Washington State is the largest grower of asparagus in the United States. Washington’s mineral-rich volcanic soils, abundant natural water supply, warm sunny days and cool nights provide ideal growing conditions for asparagus. (source: https://www.waasparagus.com/)
This recipe was created for us by Chef Michaela Skloven and was featured in our “Summer Solstice” theme box in June 2021.
MAKES 4-6 SERVINGS
INGREDIENTS
• Local Asparagus (1 bunch)
• Spring onions (2 large)
• Feta (¼ cup)
• 1 lemon
• Local toasted Hazelnuts (¼ cup)
• Arugula
• Mint
• Kosher salt and freshly ground black pepper
• Extra virgin olive oil
EQUIPEMENT
• Grill (or a broiler)
• Large, rimmed baking sheet
• Small sauté pan or rolling pin (it’ll make sense later)
• Serving platter
INSTRUCTIONS
Preheat the grill (medium-high heat) or broiler (high)
1. Season the asparagus and spring onions
• Trim just the very end of the stem from the spring onions
(the hairy looking part)
• Take one asparagus and hold it between your thumb and fore¬finger of both hands. Gently bend the asparagus until it snaps. The bottom part that snaps off is too woody to eat. Line the edible part up with the rest of your asparagus, and you’ll be able to see where you should cut to discard the rest of the stems! Trim the woody end off of the rest of the asparagus.

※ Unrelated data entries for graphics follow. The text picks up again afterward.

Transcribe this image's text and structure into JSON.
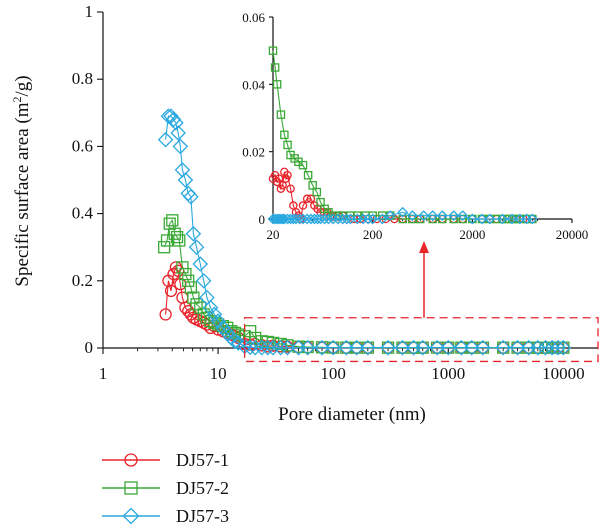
{
  "chart_data": [
    {
      "id": "main",
      "type": "scatter",
      "xscale": "log",
      "xlabel": "Pore diameter (nm)",
      "ylabel_main": "Specific surface area (m",
      "ylabel_sup": "2",
      "ylabel_tail": "/g)",
      "xlim": [
        1,
        20000
      ],
      "ylim": [
        0,
        1
      ],
      "xticks": [
        1,
        10,
        100,
        1000,
        10000
      ],
      "xtick_labels": [
        "1",
        "10",
        "100",
        "1000",
        "10000"
      ],
      "yticks": [
        0,
        0.2,
        0.4,
        0.6,
        0.8,
        1
      ],
      "ytick_labels": [
        "0",
        "0.2",
        "0.4",
        "0.6",
        "0.8",
        "1"
      ],
      "grid": false,
      "legend": "bottom-left, below plot",
      "highlight_box_x": [
        17,
        20000
      ],
      "highlight_box_y": [
        -0.04,
        0.09
      ],
      "series": [
        {
          "name": "DJ57-1",
          "color": "#e8242b",
          "marker": "circle",
          "x": [
            3.5,
            3.7,
            3.9,
            4.1,
            4.3,
            4.5,
            4.7,
            4.9,
            5.2,
            5.5,
            5.8,
            6.1,
            6.5,
            7.0,
            7.5,
            8.0,
            8.6,
            9.3,
            10,
            11,
            12,
            13,
            14,
            15,
            17,
            19,
            21,
            24,
            27,
            30,
            35,
            40,
            50,
            60,
            80,
            100,
            130,
            160,
            200,
            300,
            400,
            500,
            600,
            800,
            1000,
            1300,
            1600,
            2000,
            3000,
            4000,
            5000,
            6000,
            7000,
            8000,
            9000,
            10000
          ],
          "y": [
            0.1,
            0.2,
            0.17,
            0.22,
            0.24,
            0.23,
            0.19,
            0.15,
            0.12,
            0.11,
            0.1,
            0.09,
            0.085,
            0.08,
            0.075,
            0.07,
            0.06,
            0.065,
            0.055,
            0.05,
            0.045,
            0.04,
            0.035,
            0.03,
            0.012,
            0.01,
            0.012,
            0.008,
            0.005,
            0.007,
            0.005,
            0.004,
            0.003,
            0.002,
            0.001,
            0.001,
            0.001,
            0.001,
            0.001,
            0.001,
            0.001,
            0.001,
            0.001,
            0.001,
            0.001,
            0.001,
            0.001,
            0.001,
            0.001,
            0.001,
            0.001,
            0.001,
            0.001,
            0.001,
            0.001,
            0.001
          ]
        },
        {
          "name": "DJ57-2",
          "color": "#3aa935",
          "marker": "square",
          "x": [
            3.4,
            3.6,
            3.8,
            4.0,
            4.2,
            4.4,
            4.6,
            4.9,
            5.2,
            5.5,
            5.8,
            6.1,
            6.5,
            7.0,
            7.5,
            8.0,
            8.6,
            9.3,
            10,
            11,
            12,
            13,
            14,
            15,
            17,
            19,
            21,
            24,
            27,
            30,
            35,
            40,
            50,
            60,
            80,
            100,
            130,
            160,
            200,
            300,
            400,
            500,
            600,
            800,
            1000,
            1300,
            1600,
            2000,
            3000,
            4000,
            5000,
            6000,
            7000,
            8000,
            9000,
            10000
          ],
          "y": [
            0.3,
            0.32,
            0.37,
            0.38,
            0.34,
            0.33,
            0.32,
            0.24,
            0.22,
            0.2,
            0.18,
            0.15,
            0.13,
            0.12,
            0.1,
            0.09,
            0.08,
            0.075,
            0.07,
            0.065,
            0.06,
            0.05,
            0.045,
            0.04,
            0.035,
            0.05,
            0.03,
            0.02,
            0.018,
            0.015,
            0.012,
            0.008,
            0.004,
            0.003,
            0.002,
            0.001,
            0.001,
            0.001,
            0.001,
            0.001,
            0.001,
            0.001,
            0.001,
            0.001,
            0.001,
            0.001,
            0.001,
            0.001,
            0.001,
            0.001,
            0.001,
            0.001,
            0.001,
            0.001,
            0.001,
            0.001
          ]
        },
        {
          "name": "DJ57-3",
          "color": "#29a8e0",
          "marker": "diamond",
          "x": [
            3.5,
            3.7,
            3.9,
            4.1,
            4.3,
            4.5,
            4.7,
            4.9,
            5.2,
            5.5,
            5.8,
            6.1,
            6.5,
            7.0,
            7.5,
            8.0,
            8.6,
            9.3,
            10,
            11,
            12,
            13,
            14,
            15,
            17,
            19,
            21,
            24,
            27,
            30,
            35,
            40,
            50,
            60,
            80,
            100,
            130,
            160,
            200,
            300,
            400,
            500,
            600,
            800,
            1000,
            1300,
            1600,
            2000,
            3000,
            4000,
            5000,
            6000,
            7000,
            8000,
            9000,
            10000
          ],
          "y": [
            0.62,
            0.69,
            0.69,
            0.68,
            0.67,
            0.64,
            0.6,
            0.53,
            0.5,
            0.46,
            0.45,
            0.34,
            0.3,
            0.25,
            0.2,
            0.15,
            0.12,
            0.1,
            0.08,
            0.06,
            0.045,
            0.03,
            0.02,
            0.015,
            0.005,
            0.002,
            0.001,
            0.001,
            0.001,
            0.001,
            0.001,
            0.001,
            0.001,
            0.001,
            0.001,
            0.001,
            0.001,
            0.001,
            0.001,
            0.001,
            0.001,
            0.001,
            0.001,
            0.001,
            0.001,
            0.001,
            0.001,
            0.001,
            0.001,
            0.001,
            0.001,
            0.001,
            0.001,
            0.001,
            0.001,
            0.001
          ]
        }
      ]
    },
    {
      "id": "inset",
      "type": "line",
      "xscale": "log",
      "xlim": [
        20,
        20000
      ],
      "ylim": [
        0,
        0.06
      ],
      "xticks": [
        20,
        200,
        2000,
        20000
      ],
      "xtick_labels": [
        "20",
        "200",
        "2000",
        "20000"
      ],
      "yticks": [
        0,
        0.02,
        0.04,
        0.06
      ],
      "ytick_labels": [
        "0",
        "0.02",
        "0.04",
        "0.06"
      ],
      "grid": false,
      "series": [
        {
          "name": "DJ57-1",
          "color": "#e8242b",
          "marker": "circle",
          "x": [
            20,
            21,
            22,
            23,
            24,
            25,
            26,
            27,
            28,
            30,
            32,
            34,
            36,
            38,
            40,
            44,
            48,
            52,
            56,
            60,
            65,
            70,
            75,
            80,
            90,
            100,
            110,
            130,
            150,
            180,
            220,
            270,
            330,
            400,
            500,
            600,
            800,
            1000,
            1300,
            1600,
            2000,
            2500,
            3000,
            3500,
            4000,
            4500,
            5000,
            5500,
            6000,
            6500,
            7000,
            8000
          ],
          "y": [
            0.012,
            0.013,
            0.011,
            0.012,
            0.009,
            0.01,
            0.014,
            0.012,
            0.013,
            0.009,
            0.004,
            0.002,
            0.001,
            0.0,
            0.004,
            0.006,
            0.006,
            0.004,
            0.003,
            0.002,
            0.002,
            0.002,
            0.001,
            0.001,
            0.001,
            0.001,
            0.0,
            0.0,
            0.0,
            0.0,
            0.0,
            0.0,
            0.0,
            0.0,
            0.0,
            0.0,
            0.0,
            0.0,
            0.0,
            0.0,
            0.0,
            0.0,
            0.0,
            0.0,
            0.0,
            0.0,
            0.0,
            0.0,
            0.0,
            0.0,
            0.0,
            0.0
          ]
        },
        {
          "name": "DJ57-2",
          "color": "#3aa935",
          "marker": "square",
          "x": [
            20,
            21,
            22,
            24,
            26,
            28,
            30,
            33,
            36,
            40,
            45,
            50,
            55,
            60,
            66,
            72,
            80,
            90,
            100,
            120,
            140,
            170,
            200,
            250,
            300,
            400,
            500,
            600,
            800,
            1000,
            1300,
            1600,
            2000,
            2500,
            3000,
            3500,
            4000,
            4500,
            5000,
            5500,
            6000,
            7000,
            8000
          ],
          "y": [
            0.05,
            0.045,
            0.04,
            0.031,
            0.025,
            0.022,
            0.019,
            0.018,
            0.017,
            0.016,
            0.013,
            0.01,
            0.008,
            0.005,
            0.003,
            0.002,
            0.001,
            0.001,
            0.001,
            0.001,
            0.001,
            0.001,
            0.001,
            0.001,
            0.001,
            0.0,
            0.0,
            0.0,
            0.0,
            0.0,
            0.0,
            0.0,
            0.0,
            0.0,
            0.0,
            0.0,
            0.0,
            0.0,
            0.0,
            0.0,
            0.0,
            0.0,
            0.0
          ]
        },
        {
          "name": "DJ57-3",
          "color": "#29a8e0",
          "marker": "diamond",
          "x": [
            20,
            21,
            22,
            23,
            24,
            25,
            26,
            28,
            30,
            32,
            34,
            37,
            40,
            44,
            48,
            52,
            56,
            60,
            66,
            72,
            80,
            90,
            100,
            110,
            120,
            140,
            160,
            180,
            200,
            250,
            300,
            400,
            500,
            650,
            800,
            1000,
            1300,
            1600,
            2000,
            2500,
            3000,
            4000,
            5000,
            6000,
            7000,
            8000
          ],
          "y": [
            0.0,
            0.0,
            0.0,
            0.0,
            0.0,
            0.0,
            0.0,
            0.0,
            0.0,
            0.0,
            0.0,
            0.0,
            0.0,
            0.0,
            0.0,
            0.0,
            0.0,
            0.0,
            0.0,
            0.0,
            0.0,
            0.0,
            0.0,
            0.0,
            0.0,
            0.0,
            0.0,
            0.0,
            0.0,
            0.0,
            0.001,
            0.002,
            0.001,
            0.001,
            0.001,
            0.001,
            0.001,
            0.001,
            0.0,
            0.0,
            0.0,
            0.0,
            0.0,
            0.0,
            0.0,
            0.0
          ]
        }
      ]
    }
  ]
}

• Line the asparagus and spring onions on a rimmed baking sheet. Drizzle them with 1 tablespoon of olive oil, 1 teaspoon of salt, and a few cracks of black pepper. Toss to coat.
2. Grill the asparagus and spring onions
• If using the grill, place the asparagus and onions directly on the grill (perpendicular to the grates so they don’t fall through) and cook, turning them over occasionally, for 4-5 minutes until charred and tender. Once they’re cooked, put them back on the tray.
*Alternatively, if you’re using the broiler, put the tray in the oven 2 inches below the broiler and cook, turning the veggies over halfway through, for 4-5 minutes. When done, set aside.
3. Prepare the salad ingredients
• Transfer 1/4 cup of the hazelnuts to a small ziploc bag.. Use the back of a pan or a rolling pin to whack the hazelnuts into small pieces
• Crumble the feta into the large mixing bowl
• Pick the mint from the stems, and tear the leaves into a few pieces.
• Cut the lemon in half
4. Mix the salad and serve
Spread the arugula onto a large serving platter. Drizzle with 1 teaspoon of olive oil, ½ teaspoon of salt, and a few cracks of pepper; toss to coat. Layer the asparagus and spring onions over the arugula. Squeeze the juice from the lemon over all the veggies, then sprinkle with the hazelnuts and mint, and crumble the feta over the top.